Test 1: Attribute Comparison Test – this test determines if the test data set is a subset, equal or a superset of the training data. Given the conditions you specify, the operator will throw an error.
Test 2: Data Type Comparison Test – this test determines whether or not all data types are equal to the ones that exist in the training set. RapidMiner data types follow a specific hierarchy: nominal -> polynominal, binominal, numerical -> integer, real and date_time -> date, and time. The Check Model Compatibility operator can also examine the 'parents' (e.g. it accepts a real data type if training data type was integer) or same 'children' (e.g. it accepts a real data type if the training data type was numerical).
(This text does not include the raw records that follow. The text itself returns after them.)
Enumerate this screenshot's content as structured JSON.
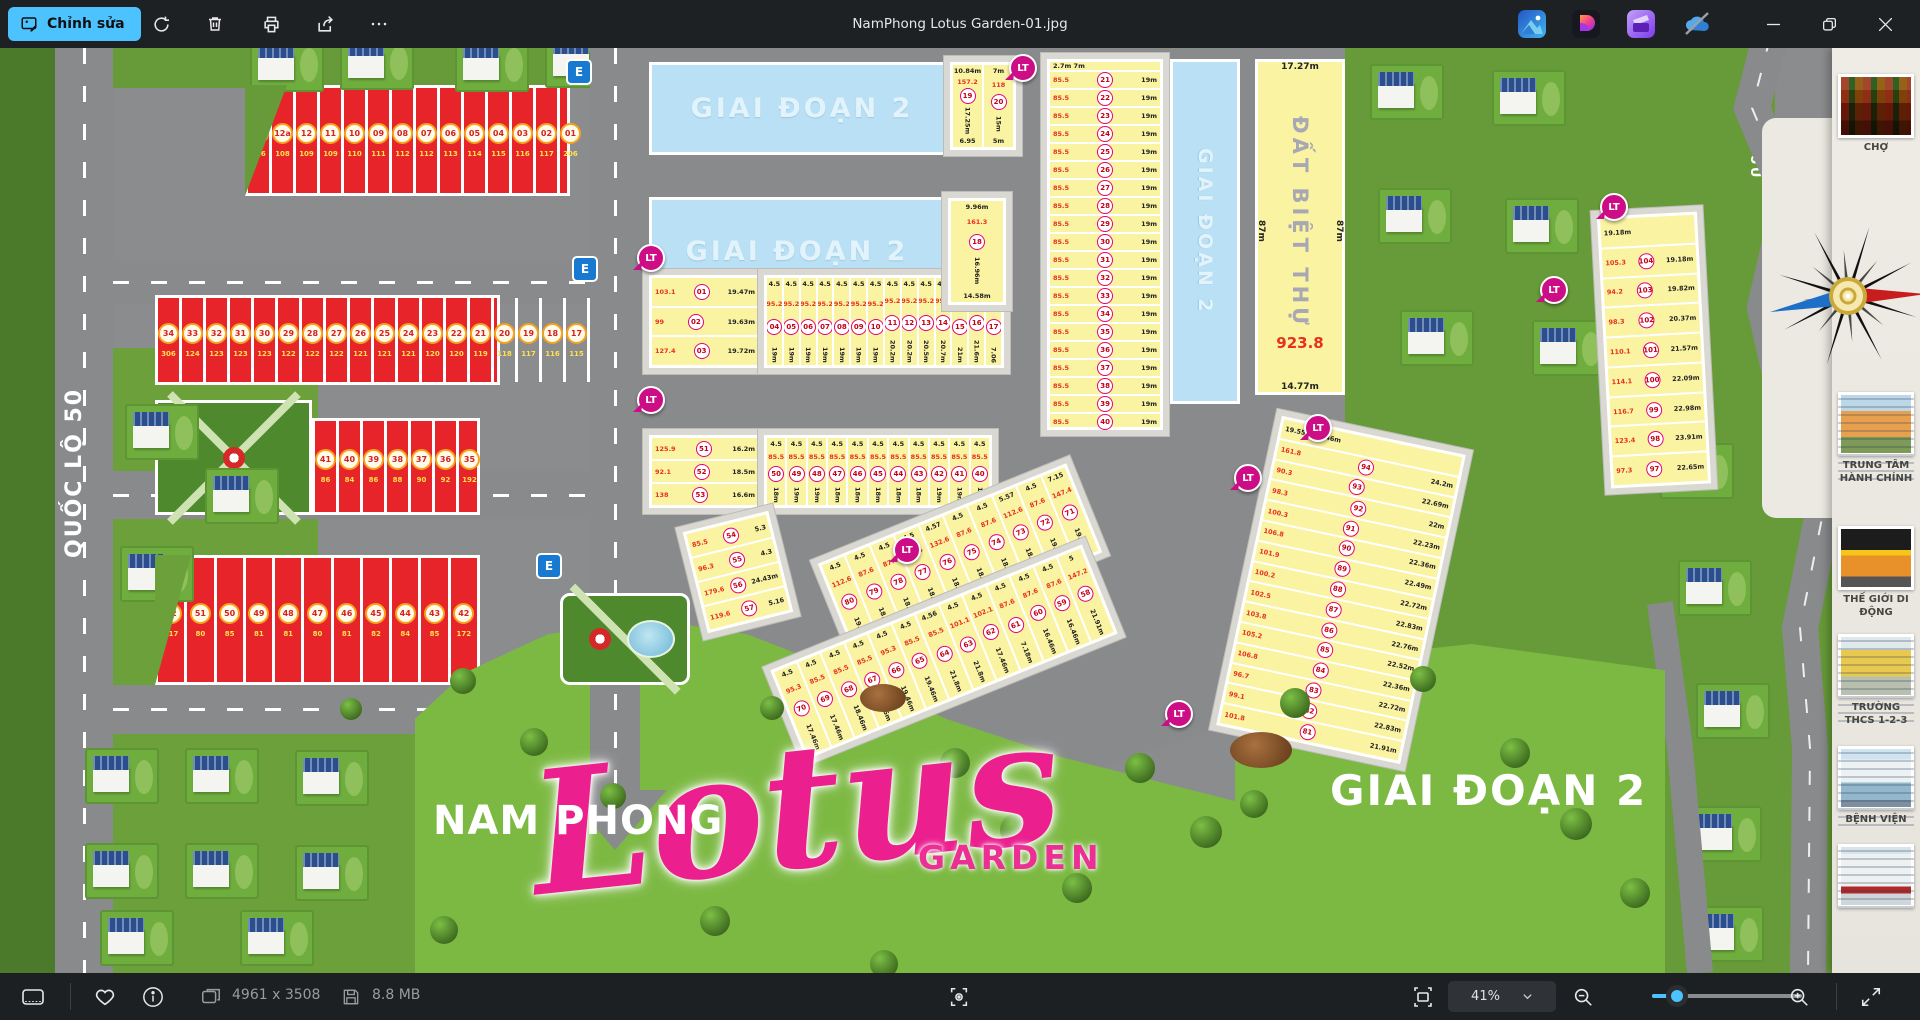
{
  "window": {
    "title": "NamPhong Lotus Garden-01.jpg"
  },
  "toolbar": {
    "edit_label": "Chỉnh sửa"
  },
  "statusbar": {
    "dimensions": "4961 x 3508",
    "filesize": "8.8 MB",
    "zoom_value": "41%"
  },
  "map": {
    "phase2_label": "GIAI ĐOẠN 2",
    "logo": {
      "line1": "NAM PHONG",
      "script": "Lotus",
      "line2": "GARDEN"
    },
    "roads": {
      "ql50": "QUỐC LỘ 50",
      "existing": "ĐƯỜNG HIỆN HỮU"
    },
    "villa_strip": {
      "label": "ĐẤT BIỆT THỰ",
      "area": "923.8",
      "dim_top": "17.27m",
      "dim_side_l": "87m",
      "dim_side_r": "87m",
      "dim_bottom": "14.77m"
    },
    "markers": {
      "lt": "LT",
      "e": "E"
    },
    "red_blocks": {
      "a": [
        {
          "n": "14",
          "a": "316"
        },
        {
          "n": "12a",
          "a": "108"
        },
        {
          "n": "12",
          "a": "109"
        },
        {
          "n": "11",
          "a": "109"
        },
        {
          "n": "10",
          "a": "110"
        },
        {
          "n": "09",
          "a": "111"
        },
        {
          "n": "08",
          "a": "112"
        },
        {
          "n": "07",
          "a": "112"
        },
        {
          "n": "06",
          "a": "113"
        },
        {
          "n": "05",
          "a": "114"
        },
        {
          "n": "04",
          "a": "115"
        },
        {
          "n": "03",
          "a": "116"
        },
        {
          "n": "02",
          "a": "117"
        },
        {
          "n": "01",
          "a": "206"
        }
      ],
      "b": [
        {
          "n": "34",
          "a": "306"
        },
        {
          "n": "33",
          "a": "124"
        },
        {
          "n": "32",
          "a": "123"
        },
        {
          "n": "31",
          "a": "123"
        },
        {
          "n": "30",
          "a": "123"
        },
        {
          "n": "29",
          "a": "122"
        },
        {
          "n": "28",
          "a": "122"
        },
        {
          "n": "27",
          "a": "122"
        },
        {
          "n": "26",
          "a": "121"
        },
        {
          "n": "25",
          "a": "121"
        },
        {
          "n": "24",
          "a": "121"
        },
        {
          "n": "23",
          "a": "120"
        },
        {
          "n": "22",
          "a": "120"
        },
        {
          "n": "21",
          "a": "119"
        },
        {
          "n": "20",
          "a": "118"
        },
        {
          "n": "19",
          "a": "117"
        },
        {
          "n": "18",
          "a": "116"
        },
        {
          "n": "17",
          "a": "115"
        },
        {
          "n": "16",
          "a": "110"
        },
        {
          "n": "15",
          "a": "109"
        }
      ],
      "c": [
        {
          "n": "41",
          "a": "86"
        },
        {
          "n": "40",
          "a": "84"
        },
        {
          "n": "39",
          "a": "86"
        },
        {
          "n": "38",
          "a": "88"
        },
        {
          "n": "37",
          "a": "90"
        },
        {
          "n": "36",
          "a": "92"
        },
        {
          "n": "35",
          "a": "192"
        }
      ],
      "d": [
        {
          "n": "52",
          "a": "217"
        },
        {
          "n": "51",
          "a": "80"
        },
        {
          "n": "50",
          "a": "85"
        },
        {
          "n": "49",
          "a": "81"
        },
        {
          "n": "48",
          "a": "81"
        },
        {
          "n": "47",
          "a": "80"
        },
        {
          "n": "46",
          "a": "81"
        },
        {
          "n": "45",
          "a": "82"
        },
        {
          "n": "44",
          "a": "84"
        },
        {
          "n": "43",
          "a": "85"
        },
        {
          "n": "42",
          "a": "172"
        }
      ]
    },
    "yellow": {
      "col_right": {
        "header": "2.7m  7m",
        "rows": [
          {
            "n": "21",
            "a": "85.5",
            "d1": "4.5",
            "d2": "19m"
          },
          {
            "n": "22",
            "a": "85.5",
            "d1": "4.5",
            "d2": "19m"
          },
          {
            "n": "23",
            "a": "85.5",
            "d1": "4.5",
            "d2": "19m"
          },
          {
            "n": "24",
            "a": "85.5",
            "d1": "4.5",
            "d2": "19m"
          },
          {
            "n": "25",
            "a": "85.5",
            "d1": "4.5",
            "d2": "19m"
          },
          {
            "n": "26",
            "a": "85.5",
            "d1": "4.5",
            "d2": "19m"
          },
          {
            "n": "27",
            "a": "85.5",
            "d1": "4.5",
            "d2": "19m"
          },
          {
            "n": "28",
            "a": "85.5",
            "d1": "4.5",
            "d2": "19m"
          },
          {
            "n": "29",
            "a": "85.5",
            "d1": "4.5",
            "d2": "19m"
          },
          {
            "n": "30",
            "a": "85.5",
            "d1": "4.5",
            "d2": "19m"
          },
          {
            "n": "31",
            "a": "85.5",
            "d1": "4.5",
            "d2": "19m"
          },
          {
            "n": "32",
            "a": "85.5",
            "d1": "4.5",
            "d2": "19m"
          },
          {
            "n": "33",
            "a": "85.5",
            "d1": "4.5",
            "d2": "19m"
          },
          {
            "n": "34",
            "a": "85.5",
            "d1": "4.5",
            "d2": "19m"
          },
          {
            "n": "35",
            "a": "85.5",
            "d1": "4.5",
            "d2": "19m"
          },
          {
            "n": "36",
            "a": "85.5",
            "d1": "4.5",
            "d2": "19m"
          },
          {
            "n": "37",
            "a": "85.5",
            "d1": "4.5",
            "d2": "19m"
          },
          {
            "n": "38",
            "a": "85.5",
            "d1": "4.5",
            "d2": "19m"
          },
          {
            "n": "39",
            "a": "85.5",
            "d1": "4.5",
            "d2": "19m"
          },
          {
            "n": "40",
            "a": "85.5",
            "d1": "4.5",
            "d2": "19m"
          }
        ]
      },
      "row1": {
        "left": [
          {
            "n": "01",
            "a": "103.1",
            "d": "19.47m"
          },
          {
            "n": "02",
            "a": "99",
            "d": "19.63m"
          },
          {
            "n": "03",
            "a": "127.4",
            "d": "19.72m"
          }
        ],
        "cells": [
          {
            "n": "04",
            "a": "95.2",
            "d1": "4.5",
            "d2": "19m"
          },
          {
            "n": "05",
            "a": "95.2",
            "d1": "4.5",
            "d2": "19m"
          },
          {
            "n": "06",
            "a": "95.2",
            "d1": "4.5",
            "d2": "19m"
          },
          {
            "n": "07",
            "a": "95.2",
            "d1": "4.5",
            "d2": "19m"
          },
          {
            "n": "08",
            "a": "95.2",
            "d1": "4.5",
            "d2": "19m"
          },
          {
            "n": "09",
            "a": "95.2",
            "d1": "4.5",
            "d2": "19m"
          },
          {
            "n": "10",
            "a": "95.2",
            "d1": "4.5",
            "d2": "19m"
          },
          {
            "n": "11",
            "a": "95.2",
            "d1": "4.5",
            "d2": "20.2m"
          },
          {
            "n": "12",
            "a": "95.2",
            "d1": "4.5",
            "d2": "20.2m"
          },
          {
            "n": "13",
            "a": "95.2",
            "d1": "4.5",
            "d2": "20.5m"
          },
          {
            "n": "14",
            "a": "95.2",
            "d1": "4.5",
            "d2": "20.7m"
          },
          {
            "n": "15",
            "a": "95.2",
            "d1": "4.5",
            "d2": "21m"
          },
          {
            "n": "16",
            "a": "100.1",
            "d1": "4.5",
            "d2": "21.6m"
          },
          {
            "n": "17",
            "a": "105.1",
            "d1": "4.5",
            "d2": "7.06"
          }
        ]
      },
      "row2": {
        "left": [
          {
            "n": "51",
            "a": "125.9",
            "d": "16.2m"
          },
          {
            "n": "52",
            "a": "92.1",
            "d": "18.5m"
          },
          {
            "n": "53",
            "a": "138",
            "d": "16.6m"
          }
        ],
        "cells": [
          {
            "n": "50",
            "a": "85.5",
            "d1": "4.5",
            "d2": "18m"
          },
          {
            "n": "49",
            "a": "85.5",
            "d1": "4.5",
            "d2": "19m"
          },
          {
            "n": "48",
            "a": "85.5",
            "d1": "4.5",
            "d2": "19m"
          },
          {
            "n": "47",
            "a": "85.5",
            "d1": "4.5",
            "d2": "18m"
          },
          {
            "n": "46",
            "a": "85.5",
            "d1": "4.5",
            "d2": "18m"
          },
          {
            "n": "45",
            "a": "85.5",
            "d1": "4.5",
            "d2": "18m"
          },
          {
            "n": "44",
            "a": "85.5",
            "d1": "4.5",
            "d2": "18m"
          },
          {
            "n": "43",
            "a": "85.5",
            "d1": "4.5",
            "d2": "18m"
          },
          {
            "n": "42",
            "a": "85.5",
            "d1": "4.5",
            "d2": "19m"
          },
          {
            "n": "41",
            "a": "85.5",
            "d1": "4.5",
            "d2": "19m"
          },
          {
            "n": "40",
            "a": "85.5",
            "d1": "4.5",
            "d2": "19m"
          }
        ]
      },
      "block54": [
        {
          "n": "54",
          "a": "85.5",
          "d": "5.3"
        },
        {
          "n": "55",
          "a": "96.3",
          "d": "4.3"
        },
        {
          "n": "56",
          "a": "179.6",
          "d": "24.43m"
        },
        {
          "n": "57",
          "a": "119.6",
          "d": "5.16"
        }
      ],
      "fan_upper": [
        {
          "n": "80",
          "a": "112.6",
          "d1": "4.5",
          "d2": "19.77m"
        },
        {
          "n": "79",
          "a": "87.6",
          "d1": "4.5",
          "d2": "18.47m"
        },
        {
          "n": "78",
          "a": "87.6",
          "d1": "4.5",
          "d2": "18.47m"
        },
        {
          "n": "77",
          "a": "87.6",
          "d1": "4.5",
          "d2": "18.47m"
        },
        {
          "n": "76",
          "a": "132.6",
          "d1": "4.57",
          "d2": "18.47m"
        },
        {
          "n": "75",
          "a": "87.6",
          "d1": "4.5",
          "d2": "18.47m"
        },
        {
          "n": "74",
          "a": "87.6",
          "d1": "4.5",
          "d2": "18.47m"
        },
        {
          "n": "73",
          "a": "112.6",
          "d1": "5.57",
          "d2": "18.47m"
        },
        {
          "n": "72",
          "a": "87.6",
          "d1": "4.5",
          "d2": "19.47m"
        },
        {
          "n": "71",
          "a": "147.4",
          "d1": "7.15",
          "d2": "19.47m"
        }
      ],
      "fan_lower": [
        {
          "n": "70",
          "a": "95.3",
          "d1": "4.5",
          "d2": "17.46m"
        },
        {
          "n": "69",
          "a": "85.5",
          "d1": "4.5",
          "d2": "17.46m"
        },
        {
          "n": "68",
          "a": "85.5",
          "d1": "4.5",
          "d2": "18.46m"
        },
        {
          "n": "67",
          "a": "85.5",
          "d1": "4.5",
          "d2": "18.46m"
        },
        {
          "n": "66",
          "a": "95.3",
          "d1": "4.5",
          "d2": "19.46m"
        },
        {
          "n": "65",
          "a": "85.5",
          "d1": "4.5",
          "d2": "19.46m"
        },
        {
          "n": "64",
          "a": "85.5",
          "d1": "4.56",
          "d2": "21.8m"
        },
        {
          "n": "63",
          "a": "101.1",
          "d1": "4.5",
          "d2": "21.8m"
        },
        {
          "n": "62",
          "a": "102.1",
          "d1": "4.5",
          "d2": "17.46m"
        },
        {
          "n": "61",
          "a": "87.6",
          "d1": "4.5",
          "d2": "7.18m"
        },
        {
          "n": "60",
          "a": "87.6",
          "d1": "4.5",
          "d2": "16.46m"
        },
        {
          "n": "59",
          "a": "87.6",
          "d1": "4.5",
          "d2": "16.46m"
        },
        {
          "n": "58",
          "a": "147.2",
          "d1": "5",
          "d2": "21.91m"
        }
      ],
      "bigcol": {
        "header": "19.55m      20.46m",
        "rows": [
          {
            "a": "161.8",
            "n": "94",
            "d": "24.2m"
          },
          {
            "a": "90.3",
            "n": "93",
            "d": "22.69m"
          },
          {
            "a": "98.3",
            "n": "92",
            "d": "22m"
          },
          {
            "a": "100.3",
            "n": "91",
            "d": "22.23m"
          },
          {
            "a": "106.8",
            "n": "90",
            "d": "22.36m"
          },
          {
            "a": "101.9",
            "n": "89",
            "d": "22.49m"
          },
          {
            "a": "100.2",
            "n": "88",
            "d": "22.72m"
          },
          {
            "a": "102.5",
            "n": "87",
            "d": "22.83m"
          },
          {
            "a": "103.8",
            "n": "86",
            "d": "22.76m"
          },
          {
            "a": "105.2",
            "n": "85",
            "d": "22.52m"
          },
          {
            "a": "106.8",
            "n": "84",
            "d": "22.36m"
          },
          {
            "a": "96.7",
            "n": "83",
            "d": "22.72m"
          },
          {
            "a": "99.1",
            "n": "82",
            "d": "22.83m"
          },
          {
            "a": "101.8",
            "n": "81",
            "d": "21.91m"
          }
        ]
      },
      "rightcol": {
        "header": "19.18m",
        "rows": [
          {
            "a": "105.3",
            "n": "104",
            "d": "19.18m"
          },
          {
            "a": "94.2",
            "n": "103",
            "d": "19.82m"
          },
          {
            "a": "98.3",
            "n": "102",
            "d": "20.37m"
          },
          {
            "a": "110.1",
            "n": "101",
            "d": "21.57m"
          },
          {
            "a": "114.1",
            "n": "100",
            "d": "22.09m"
          },
          {
            "a": "116.7",
            "n": "99",
            "d": "22.98m"
          },
          {
            "a": "123.4",
            "n": "98",
            "d": "23.91m"
          },
          {
            "a": "97.3",
            "n": "97",
            "d": "22.65m"
          }
        ]
      },
      "lots1920": [
        {
          "n": "19",
          "a": "157.2",
          "d1": "10.84m",
          "d2": "17.25m",
          "d3": "6.95"
        },
        {
          "n": "20",
          "a": "118",
          "d1": "7m",
          "d2": "15m",
          "d3": "5m"
        }
      ],
      "lot18": {
        "n": "18",
        "a": "161.3",
        "d1": "9.96m",
        "d2": "16.96m",
        "d3": "14.58m"
      }
    },
    "sidebar": [
      {
        "label": "CHỢ",
        "photo": "market"
      },
      {
        "label": "TRUNG TÂM HÀNH CHÍNH",
        "photo": "admin"
      },
      {
        "label": "THẾ GIỚI DI ĐỘNG",
        "photo": "tgdd"
      },
      {
        "label": "TRƯỜNG THCS 1-2-3",
        "photo": "school"
      },
      {
        "label": "BỆNH VIỆN",
        "photo": "hospital"
      },
      {
        "label": "",
        "photo": "bank"
      }
    ]
  }
}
Test 3: Nominal Data Class Comparison Test – this is only applied to nominal attributes. It determines if all classes (e.g. sunny/overcast/rain in the Golf sample data set) of the testing data were also present in the training data. If a nominal class is not present during training, RapidMiner treats it as a missing value. Hence the user can decide if an error should be thrown in case of a non-present value, or if new 'flag' attributes should be generated. These flag attributes can be used later to filter for "non-compatible" examples.
Input
- exa (Data Table)
The ExampleSet you want to test for model compatibility.
- mod (Decision Tree)
The model object used for the tests.
Output
- exa (Data Table)
The ExampleSet delivered from this port is changed by means of the operator. New flag attributes are added.
- mod (Decision Tree)
The input model is passed without changing to the output through this port.
Parameters
- check_attributes If this option is checked, the Attribute Comparison Test is performed. Range:
- check_nominals If this option is checked, the Nominal Data Class Comparison Test is performed. Range:
- fail_on_error If this option is checked, the operator will raise an error if a non-existing nominal is found. Range:
- allowed_attribute_relationships This defines the allowed relationships between the training and testing attribute sets. Range:
- allowed_type_relationships This defines the allowed relationships between the training and testing attribute types. Range:
- generate_flag_attributes If this option is checked, flag attributes indicating missing nominal values are generated for each nominal. Additionally a flag attribute indicating if any flag is true is generated. Range:
Tutorial Processes
Check for model conformance on Golf
In this example we check for model compatibility on the Golf sample data set. We train a decision tree model and test compatibility on another version of the Golf sample data set. In another version we changed two nominal values in the Wind and Outlook attributes. The Test Model Compatibility operator is set to not fail but to create corresponding flag attributes.